PulverCyril commented 2 weeks ago

Hello,

This error is usually caused by zero overlap between the rownames (genes) in N and the rownames (genes) in your expression matrix. Are you using ENSEMBL gene ID? If so, do they include the ensembl gene version (.VERSION_NUMBER, they shouldn't)?

The easiest way for me to help you would be for you to send me a header on what you're using as a count table by doing:

readRDS(paste0(getwd(),"/Raw_counts.rds")) %>% assay() %>% head()

Hope it helps,

Best,

Cyril


De : VCF1995 @.***> Envoyé : jeudi, 31 octobre 2024 11:38:17 À : PulverCyril/craTEs Cc : Subscribed Objet : [PulverCyril/craTEs] preprocess_E_N_for_activities - Error in hist.default(log_tpm) : invalid number of 'breaks' (Issue #1)

Hi Cyril,

I'm trying to use craTEs on my RNA-seq data, and I am having some issues with the function preprocess_E_N_for_activities() - seems like, when it tries to call internally for hist(), the number of breaks does not seem appropriate.
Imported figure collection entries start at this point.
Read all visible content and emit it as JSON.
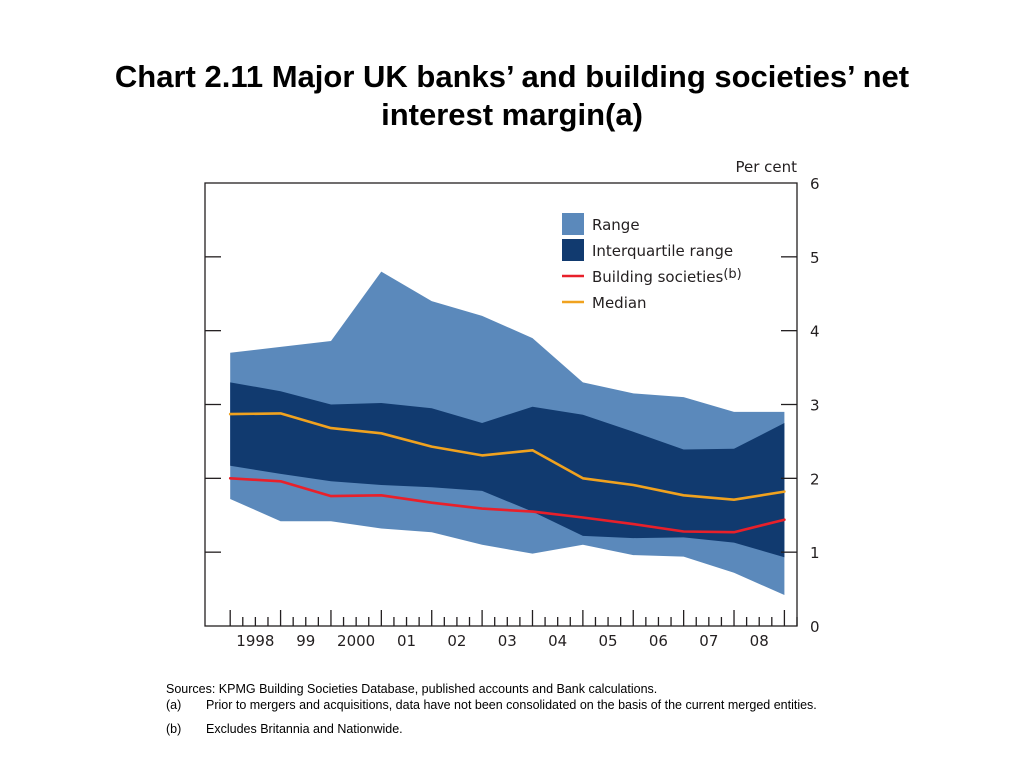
{
  "title_line1": "Chart 2.11  Major UK banks’ and building societies’ net",
  "title_line2": "interest margin(a)",
  "notes": {
    "sources": "Sources:  KPMG Building Societies Database, published accounts and Bank calculations.",
    "a_mark": "(a)",
    "a_text": "Prior to mergers and acquisitions, data have not been consolidated on the basis of the current merged entities.",
    "b_mark": "(b)",
    "b_text": "Excludes Britannia and Nationwide."
  },
  "chart_data": {
    "type": "area",
    "ylabel": "Per cent",
    "ylim": [
      0,
      6
    ],
    "yticks": [
      "0",
      "1",
      "2",
      "3",
      "4",
      "5",
      "6"
    ],
    "xlim": [
      1997.5,
      2009.25
    ],
    "x_tick_labels": [
      {
        "x": 1998,
        "label": "1998"
      },
      {
        "x": 1999,
        "label": "99"
      },
      {
        "x": 2000,
        "label": "2000"
      },
      {
        "x": 2001,
        "label": "01"
      },
      {
        "x": 2002,
        "label": "02"
      },
      {
        "x": 2003,
        "label": "03"
      },
      {
        "x": 2004,
        "label": "04"
      },
      {
        "x": 2005,
        "label": "05"
      },
      {
        "x": 2006,
        "label": "06"
      },
      {
        "x": 2007,
        "label": "07"
      },
      {
        "x": 2008,
        "label": "08"
      }
    ],
    "x": [
      1998.0,
      1999.0,
      2000.0,
      2001.0,
      2002.0,
      2003.0,
      2004.0,
      2005.0,
      2006.0,
      2007.0,
      2008.0,
      2009.0
    ],
    "legend_position": "top-right",
    "series": [
      {
        "name": "Range",
        "kind": "band",
        "color": "#5b89bb",
        "upper": [
          3.7,
          3.78,
          3.86,
          4.8,
          4.4,
          4.2,
          3.9,
          3.3,
          3.15,
          3.1,
          2.9,
          2.9
        ],
        "lower": [
          1.72,
          1.42,
          1.42,
          1.32,
          1.27,
          1.1,
          0.98,
          1.1,
          0.96,
          0.94,
          0.72,
          0.42
        ]
      },
      {
        "name": "Interquartile range",
        "kind": "band",
        "color": "#113a6f",
        "upper": [
          3.3,
          3.18,
          3.0,
          3.02,
          2.95,
          2.75,
          2.97,
          2.86,
          2.63,
          2.39,
          2.4,
          2.75
        ],
        "lower": [
          2.17,
          2.06,
          1.96,
          1.91,
          1.88,
          1.83,
          1.55,
          1.22,
          1.19,
          1.2,
          1.13,
          0.93
        ]
      },
      {
        "name": "Building societies",
        "name_suffix": "(b)",
        "kind": "line",
        "color": "#e8202a",
        "values": [
          2.0,
          1.96,
          1.76,
          1.77,
          1.67,
          1.59,
          1.55,
          1.47,
          1.38,
          1.28,
          1.27,
          1.44
        ]
      },
      {
        "name": "Median",
        "kind": "line",
        "color": "#f0a21f",
        "values": [
          2.87,
          2.88,
          2.68,
          2.61,
          2.43,
          2.31,
          2.38,
          2.0,
          1.91,
          1.77,
          1.71,
          1.82
        ]
      }
    ]
  }
}
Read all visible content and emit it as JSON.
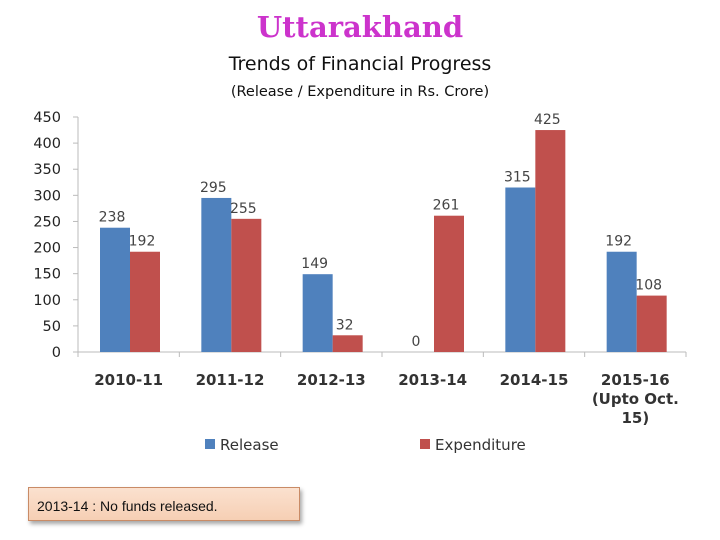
{
  "header": {
    "title": "Uttarakhand",
    "subtitle": "Trends of Financial Progress",
    "units": "(Release / Expenditure in Rs. Crore)"
  },
  "note": {
    "text": "2013-14 :  No funds released."
  },
  "colors": {
    "title": "#cc33cc",
    "release": "#4f81bd",
    "expenditure": "#c0504d",
    "note_bg": "#f8d9c4"
  },
  "chart_data": {
    "type": "bar",
    "categories": [
      "2010-11",
      "2011-12",
      "2012-13",
      "2013-14",
      "2014-15",
      "2015-16 (Upto Oct. 15)"
    ],
    "series": [
      {
        "name": "Release",
        "values": [
          238,
          295,
          149,
          0,
          315,
          192
        ],
        "color": "#4f81bd"
      },
      {
        "name": "Expenditure",
        "values": [
          192,
          255,
          32,
          261,
          425,
          108
        ],
        "color": "#c0504d"
      }
    ],
    "yticks": [
      0,
      50,
      100,
      150,
      200,
      250,
      300,
      350,
      400,
      450
    ],
    "ylim": [
      0,
      450
    ],
    "grid": false,
    "legend": "bottom"
  }
}
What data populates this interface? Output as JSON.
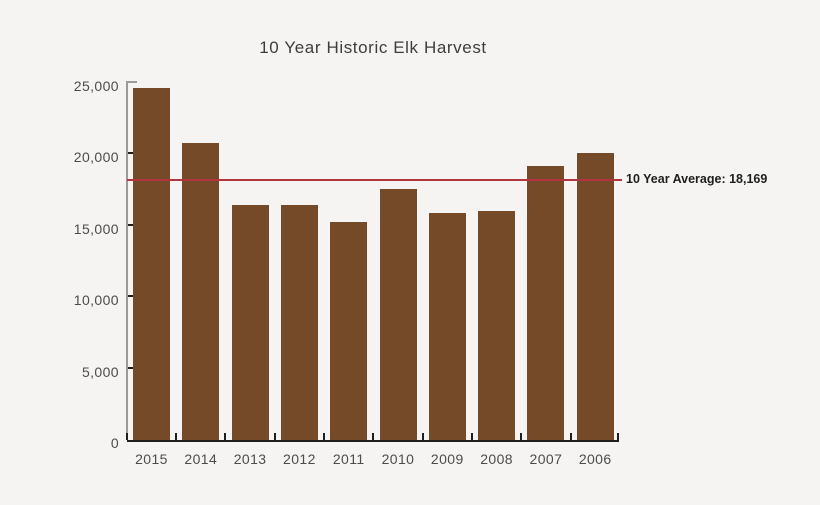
{
  "chart_data": {
    "type": "bar",
    "title": "10 Year Historic Elk Harvest",
    "categories": [
      "2015",
      "2014",
      "2013",
      "2012",
      "2011",
      "2010",
      "2009",
      "2008",
      "2007",
      "2006"
    ],
    "values": [
      24600,
      20700,
      16400,
      16400,
      15200,
      17500,
      15800,
      16000,
      19150,
      20050
    ],
    "xlabel": "",
    "ylabel": "",
    "ylim": [
      0,
      25000
    ],
    "grid": "off",
    "legend_position": "none",
    "y_ticks": [
      {
        "value": 25000,
        "label": "25,000"
      },
      {
        "value": 20000,
        "label": "20,000"
      },
      {
        "value": 15000,
        "label": "15,000"
      },
      {
        "value": 10000,
        "label": "10,000"
      },
      {
        "value": 5000,
        "label": "5,000"
      },
      {
        "value": 0,
        "label": "0"
      }
    ],
    "average_line": {
      "value": 18169,
      "label": "10 Year Average: 18,169"
    },
    "colors": {
      "background": "#f5f4f2",
      "bar": "#744a28",
      "average_line": "#b2343e",
      "axis_gray": "#9a9a9a",
      "tick_dark": "#1f1f1f",
      "text": "#4c4c4c",
      "title_text": "#3d3d3d",
      "average_label_text": "#1e1e1e"
    }
  }
}
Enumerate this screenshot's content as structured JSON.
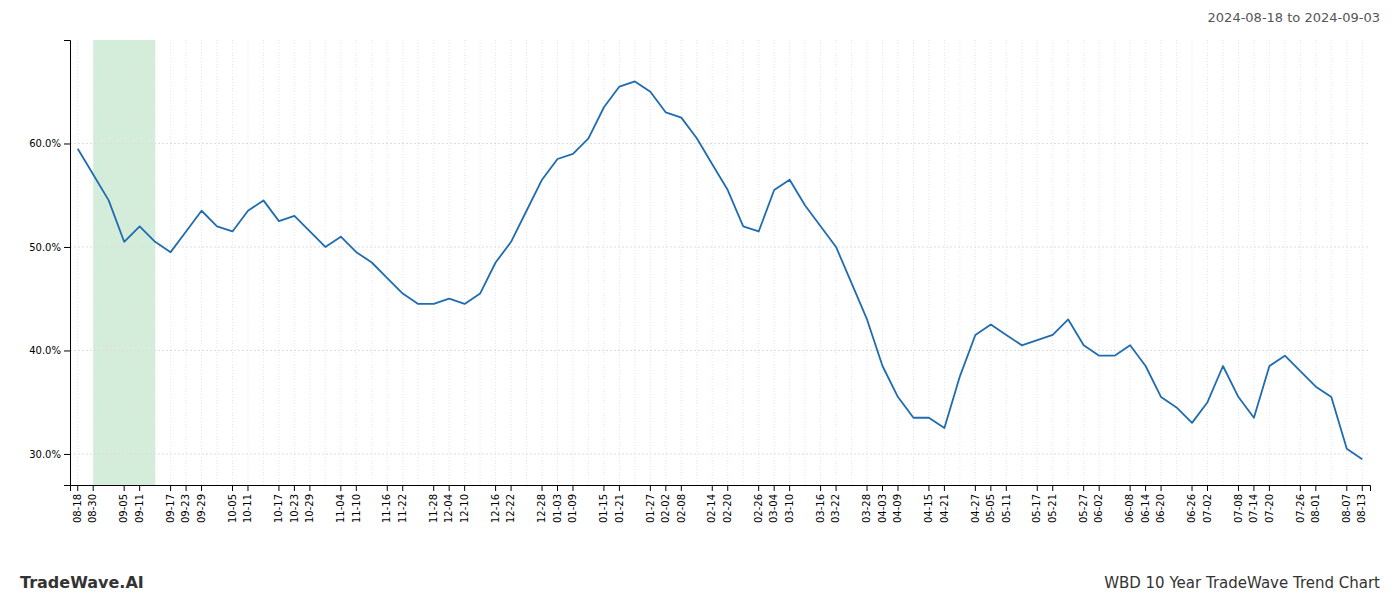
{
  "chart_data": {
    "type": "line",
    "title": "2024-08-18 to 2024-09-03",
    "annotations": [
      "TradeWave.AI",
      "WBD 10 Year TradeWave Trend Chart"
    ],
    "color": "#1f6cb0",
    "grid": true,
    "highlight": {
      "start": 1,
      "end": 5,
      "color": "#d4edda"
    },
    "ylim": [
      27,
      70
    ],
    "yticks": [
      {
        "value": 30,
        "label": "30.0%"
      },
      {
        "value": 40,
        "label": "40.0%"
      },
      {
        "value": 50,
        "label": "50.0%"
      },
      {
        "value": 60,
        "label": "60.0%"
      }
    ],
    "categories": [
      "08-18",
      "08-30",
      null,
      "09-05",
      "09-11",
      null,
      "09-17",
      "09-23",
      "09-29",
      null,
      "10-05",
      "10-11",
      null,
      "10-17",
      "10-23",
      "10-29",
      null,
      "11-04",
      "11-10",
      null,
      "11-16",
      "11-22",
      null,
      "11-28",
      "12-04",
      "12-10",
      null,
      "12-16",
      "12-22",
      null,
      "12-28",
      "01-03",
      "01-09",
      null,
      "01-15",
      "01-21",
      null,
      "01-27",
      "02-02",
      "02-08",
      null,
      "02-14",
      "02-20",
      null,
      "02-26",
      "03-04",
      "03-10",
      null,
      "03-16",
      "03-22",
      null,
      "03-28",
      "04-03",
      "04-09",
      null,
      "04-15",
      "04-21",
      null,
      "04-27",
      "05-05",
      "05-11",
      null,
      "05-17",
      "05-21",
      null,
      "05-27",
      "06-02",
      null,
      "06-08",
      "06-14",
      "06-20",
      null,
      "06-26",
      "07-02",
      null,
      "07-08",
      "07-14",
      "07-20",
      null,
      "07-26",
      "08-01",
      null,
      "08-07",
      "08-13"
    ],
    "values": [
      59.5,
      57.0,
      54.5,
      50.5,
      52.0,
      50.5,
      49.5,
      51.5,
      53.5,
      52.0,
      51.5,
      53.5,
      54.5,
      52.5,
      53.0,
      51.5,
      50.0,
      51.0,
      49.5,
      48.5,
      47.0,
      45.5,
      44.5,
      44.5,
      45.0,
      44.5,
      45.5,
      48.5,
      50.5,
      53.5,
      56.5,
      58.5,
      59.0,
      60.5,
      63.5,
      65.5,
      66.0,
      65.0,
      63.0,
      62.5,
      60.5,
      58.0,
      55.5,
      52.0,
      51.5,
      55.5,
      56.5,
      54.0,
      52.0,
      50.0,
      46.5,
      43.0,
      38.5,
      35.5,
      33.5,
      33.5,
      32.5,
      37.5,
      41.5,
      42.5,
      41.5,
      40.5,
      41.0,
      41.5,
      43.0,
      40.5,
      39.5,
      39.5,
      40.5,
      38.5,
      35.5,
      34.5,
      33.0,
      35.0,
      38.5,
      35.5,
      33.5,
      38.5,
      39.5,
      38.0,
      36.5,
      35.5,
      30.5,
      29.5
    ]
  }
}
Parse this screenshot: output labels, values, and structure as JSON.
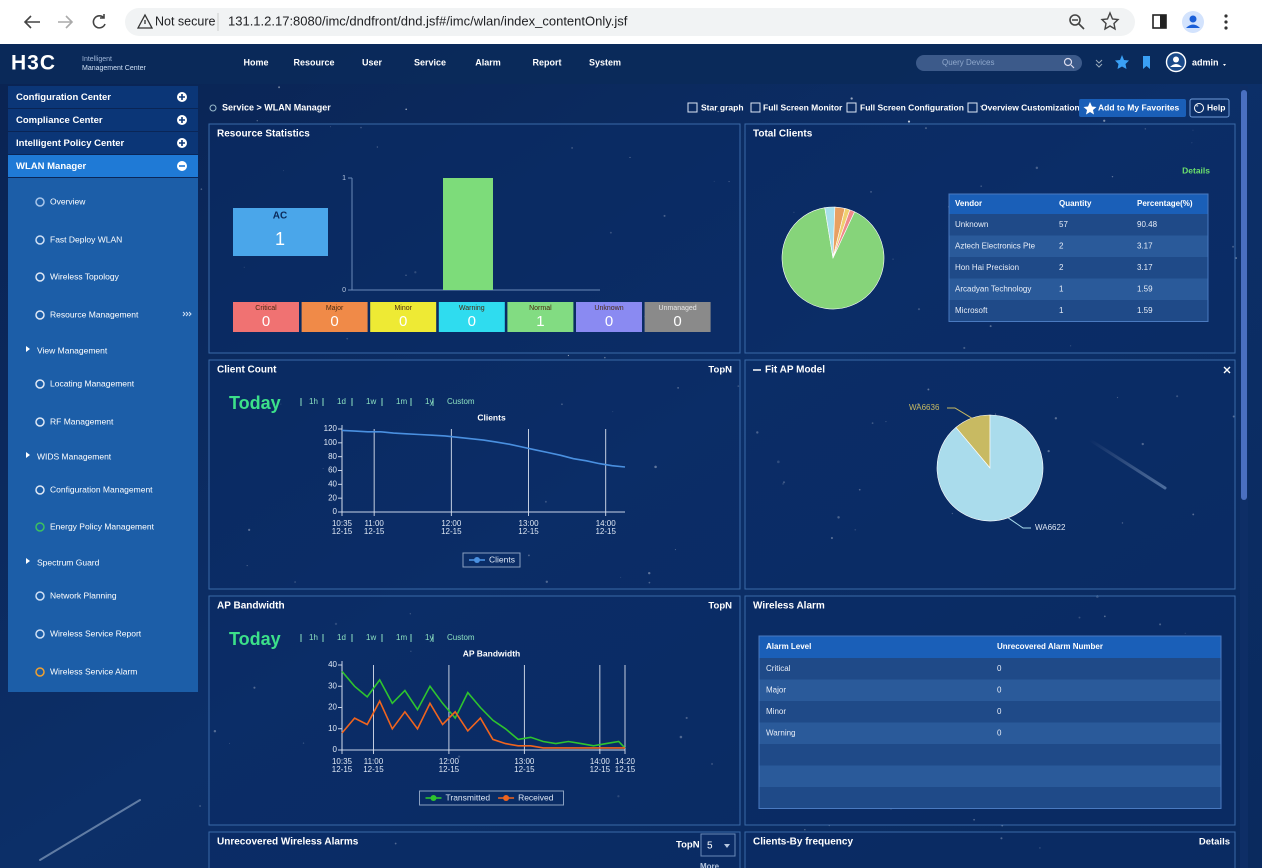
{
  "browser": {
    "security": "Not secure",
    "url": "131.1.2.17:8080/imc/dndfront/dnd.jsf#/imc/wlan/index_contentOnly.jsf"
  },
  "header": {
    "logo": "H3C",
    "product": [
      "Intelligent",
      "Management Center"
    ],
    "nav": [
      "Home",
      "Resource",
      "User",
      "Service",
      "Alarm",
      "Report",
      "System"
    ],
    "search_placeholder": "Query Devices",
    "user": "admin"
  },
  "sidebar": {
    "sections": [
      "Configuration Center",
      "Compliance Center",
      "Intelligent Policy Center",
      "WLAN Manager"
    ],
    "items": [
      {
        "label": "Overview"
      },
      {
        "label": "Fast Deploy WLAN"
      },
      {
        "label": "Wireless Topology"
      },
      {
        "label": "Resource Management"
      },
      {
        "label": "View Management",
        "expandable": true
      },
      {
        "label": "Locating Management"
      },
      {
        "label": "RF Management"
      },
      {
        "label": "WIDS Management",
        "expandable": true
      },
      {
        "label": "Configuration Management"
      },
      {
        "label": "Energy Policy Management"
      },
      {
        "label": "Spectrum Guard",
        "expandable": true
      },
      {
        "label": "Network Planning"
      },
      {
        "label": "Wireless Service Report"
      },
      {
        "label": "Wireless Service Alarm"
      }
    ]
  },
  "breadcrumb": "Service > WLAN Manager",
  "toolbar": [
    "Star graph",
    "Full Screen Monitor",
    "Full Screen Configuration",
    "Overview Customization",
    "Add to My Favorites",
    "Help"
  ],
  "panels": {
    "resource_statistics": {
      "title": "Resource Statistics",
      "ac": {
        "label": "AC",
        "value": 1
      },
      "chart": {
        "type": "bar",
        "values": [
          1
        ],
        "color": "#7ddc7a",
        "ylim": [
          0,
          1
        ],
        "yticks": [
          0,
          1
        ]
      },
      "status": [
        {
          "label": "Critical",
          "value": 0,
          "color": "#f07272"
        },
        {
          "label": "Major",
          "value": 0,
          "color": "#f08a48"
        },
        {
          "label": "Minor",
          "value": 0,
          "color": "#eeea34"
        },
        {
          "label": "Warning",
          "value": 0,
          "color": "#2fdcef"
        },
        {
          "label": "Normal",
          "value": 1,
          "color": "#82dc82"
        },
        {
          "label": "Unknown",
          "value": 0,
          "color": "#8a8af2"
        },
        {
          "label": "Unmanaged",
          "value": 0,
          "color": "#8a8a8a"
        }
      ]
    },
    "total_clients": {
      "title": "Total Clients",
      "details": "Details",
      "chart": {
        "type": "pie",
        "colors": [
          "#86d47a",
          "#a8e0ea",
          "#e8a060",
          "#f0d070",
          "#f08a8a"
        ]
      },
      "table": {
        "columns": [
          "Vendor",
          "Quantity",
          "Percentage(%)"
        ],
        "rows": [
          [
            "Unknown",
            57,
            90.48
          ],
          [
            "Aztech Electronics Pte",
            2,
            3.17
          ],
          [
            "Hon Hai Precision",
            2,
            3.17
          ],
          [
            "Arcadyan Technology",
            1,
            1.59
          ],
          [
            "Microsoft",
            1,
            1.59
          ]
        ]
      }
    },
    "client_count": {
      "title": "Client Count",
      "topn": "TopN",
      "period": "Today",
      "ranges": [
        "1h",
        "1d",
        "1w",
        "1m",
        "1y",
        "Custom"
      ],
      "chart": {
        "type": "line",
        "title": "Clients",
        "x": [
          "10:35",
          "10:45",
          "10:55",
          "11:05",
          "11:15",
          "11:25",
          "11:35",
          "11:45",
          "11:55",
          "12:05",
          "12:15",
          "12:25",
          "12:35",
          "12:45",
          "12:55",
          "13:05",
          "13:15",
          "13:25",
          "13:35",
          "13:45",
          "13:55",
          "14:05",
          "14:15"
        ],
        "xlim": [
          "10:35",
          "14:15"
        ],
        "xticks": [
          {
            "value": "10:35",
            "label": "10:35",
            "date": "12-15"
          },
          {
            "value": "11:00",
            "label": "11:00",
            "date": "12-15"
          },
          {
            "value": "12:00",
            "label": "12:00",
            "date": "12-15"
          },
          {
            "value": "13:00",
            "label": "13:00",
            "date": "12-15"
          },
          {
            "value": "14:00",
            "label": "14:00",
            "date": "12-15"
          }
        ],
        "ylim": [
          0,
          120
        ],
        "yticks": [
          0,
          20,
          40,
          60,
          80,
          100,
          120
        ],
        "series": [
          {
            "name": "Clients",
            "color": "#4a90e0",
            "values": [
              118,
              117,
              116,
              116,
              114,
              113,
              112,
              111,
              110,
              108,
              106,
              104,
              101,
              98,
              94,
              90,
              86,
              82,
              77,
              74,
              70,
              67,
              65
            ]
          }
        ]
      }
    },
    "fit_ap_model": {
      "title": "Fit AP Model",
      "chart": {
        "type": "pie",
        "categories": [
          "WA6636",
          "WA6622"
        ],
        "values": [
          1,
          8
        ],
        "colors": [
          "#c8ba62",
          "#aadcec"
        ]
      }
    },
    "ap_bandwidth": {
      "title": "AP Bandwidth",
      "topn": "TopN",
      "period": "Today",
      "ranges": [
        "1h",
        "1d",
        "1w",
        "1m",
        "1y",
        "Custom"
      ],
      "chart": {
        "type": "line",
        "title": "AP Bandwidth",
        "x": [
          "10:35",
          "10:45",
          "10:55",
          "11:05",
          "11:15",
          "11:25",
          "11:35",
          "11:45",
          "11:55",
          "12:05",
          "12:15",
          "12:25",
          "12:35",
          "12:45",
          "12:55",
          "13:05",
          "13:15",
          "13:25",
          "13:35",
          "13:45",
          "13:55",
          "14:05",
          "14:15",
          "14:20"
        ],
        "xlim": [
          "10:35",
          "14:20"
        ],
        "xticks": [
          {
            "value": "10:35",
            "label": "10:35",
            "date": "12-15"
          },
          {
            "value": "11:00",
            "label": "11:00",
            "date": "12-15"
          },
          {
            "value": "12:00",
            "label": "12:00",
            "date": "12-15"
          },
          {
            "value": "13:00",
            "label": "13:00",
            "date": "12-15"
          },
          {
            "value": "14:00",
            "label": "14:00",
            "date": "12-15"
          },
          {
            "value": "14:20",
            "label": "14:20",
            "date": "12-15"
          }
        ],
        "ylim": [
          0,
          40
        ],
        "yticks": [
          0,
          10,
          20,
          30,
          40
        ],
        "series": [
          {
            "name": "Transmitted",
            "color": "#2ec42e",
            "values": [
              37,
              30,
              25,
              33,
              22,
              28,
              19,
              30,
              22,
              15,
              27,
              20,
              14,
              10,
              5,
              6,
              4,
              3,
              4,
              3,
              2,
              3,
              4,
              1
            ]
          },
          {
            "name": "Received",
            "color": "#f0641e",
            "values": [
              8,
              15,
              12,
              23,
              10,
              18,
              10,
              22,
              12,
              18,
              9,
              15,
              5,
              3,
              2,
              2,
              1,
              1,
              1,
              1,
              1,
              1,
              1,
              1
            ]
          }
        ]
      }
    },
    "wireless_alarm": {
      "title": "Wireless Alarm",
      "table": {
        "columns": [
          "Alarm Level",
          "Unrecovered Alarm Number"
        ],
        "rows": [
          [
            "Critical",
            0
          ],
          [
            "Major",
            0
          ],
          [
            "Minor",
            0
          ],
          [
            "Warning",
            0
          ]
        ]
      }
    },
    "unrecovered_alarms": {
      "title": "Unrecovered Wireless Alarms",
      "topn": "TopN",
      "select": "5",
      "more": "More"
    },
    "clients_by_frequency": {
      "title": "Clients-By frequency",
      "details": "Details"
    }
  }
}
By looking in other pages (hafen/trelliscopejs#55https://github.com/hafen/trelliscopejs/issues/55) seems like hist struggles when that value is <1. How can I solve this? Thanks!

countTable = readRDS(paste0(getwd(),"/Raw_counts.rds")) %>% assay() N = craTEs::N_from_tsv('/g/noh/Victor/Projects/mRNAseq_hGNs_50DIV_KCl_timecourse/craTEs/N_weighted_2.5e5.tsv') preprocessed = craTEs::preprocess_E_N_for_activities(countTable, N, log_tpm_plot_path = paste0(getwd(),'/craTEs/qc_file.pdf')) Error in hist.default(log_tpm) : invalid number of 'breaks' In addition: Warning message: In dir.create(dirname(log_tpm_plot_path)) : '/g/noh/Victor/Projects/mRNAseq_hGNs_50DIV_KCl_timecourse/craTEs' already exists

— Reply to this email directly, view it on GitHubhttps://github.com/PulverCyril/craTEs/issues/1, or unsubscribehttps://github.com/notifications/unsubscribe-auth/AKQD4GIKTRS4ZG43ZH5C3QLZ6ICBTAVCNFSM6AAAAABQ577S62VHI2DSMVQWIX3LMV43ASLTON2WKOZSGYZDMNJSGQ4TOMY. You are receiving this because you are subscribed to this thread.Message ID: @.***>

VCF1995 commented 2 weeks ago

Hi Cyril,

I was using the ENSEMBL gene ID with the gene version (.VERSION_NUMBER). I removed the extension and now it works with the regular ENSEMBL ID. Thanks!